KREIS NEUWIED – Projekt Proherzschlag im Kreishaus Neuwied vorgestellt
KREIS NEUWIED – Projekt Proherzschlag im Kreishaus Neuwied vorgestellt – Nach dreijähriger Entwicklungszeit konnte Landrat Achim Hallerbach die Ersthelfer-App „ProHerzschlag“ nun im Kreishaus Vertretern der kommunalen Blaulichtfamilie und der Presse vorstellen.

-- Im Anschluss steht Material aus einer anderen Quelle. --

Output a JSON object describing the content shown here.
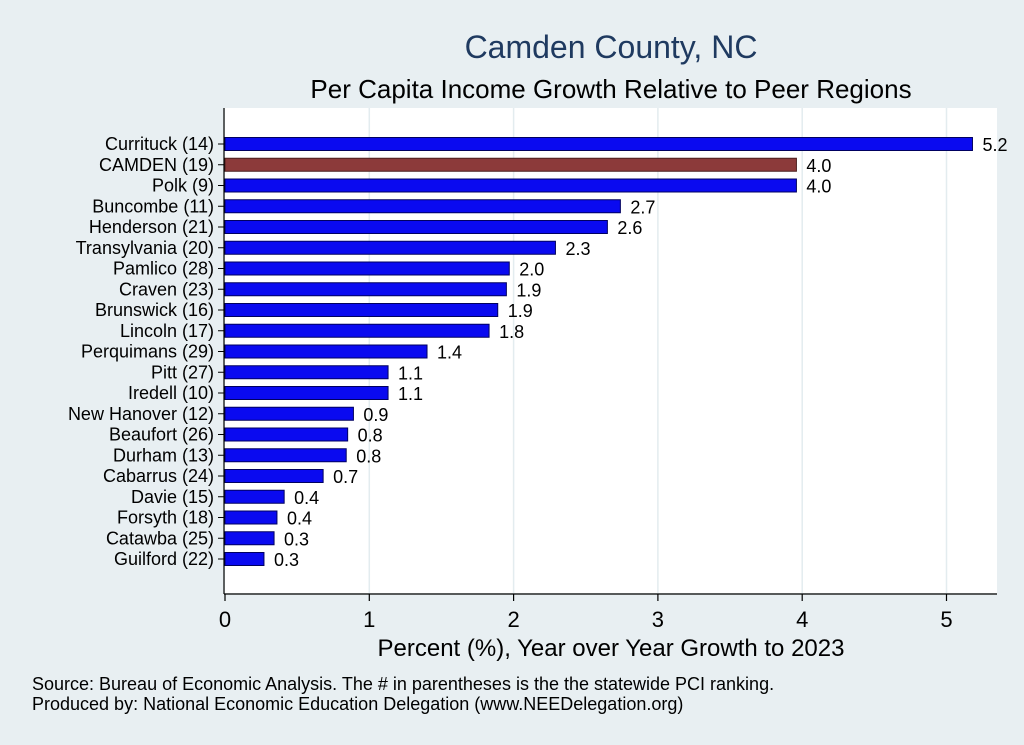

Der Neuwieder Landrat Achim Hallerbach präsentierte das Pilotprojekt des Kreises Neuwied – Altenkirchen, dem Westerwaldkreis zur ersten Notversorgung bei Herz-Kreislauf-Stillstand gemeinsam mit Projektpartnern aus den Rettungsdiensten und der Gesundheitsregion Köln-Bonn. Über eine neue App ist es möglich, Ersthelfer bei Herz-Kreislauf-Stillstand einer Person zu alarmieren. Damit kann schon vor Eintreffen des Rettungsdienstes, mit lebensrettenden Maßnahmen begonnen werden. Wertvolle Minuten die über ein Schicksal eines Menschen entscheiden können. Das Ersthelfersystem ist eine zeitgemäße Ergänzung der bestehenden Rettungskette.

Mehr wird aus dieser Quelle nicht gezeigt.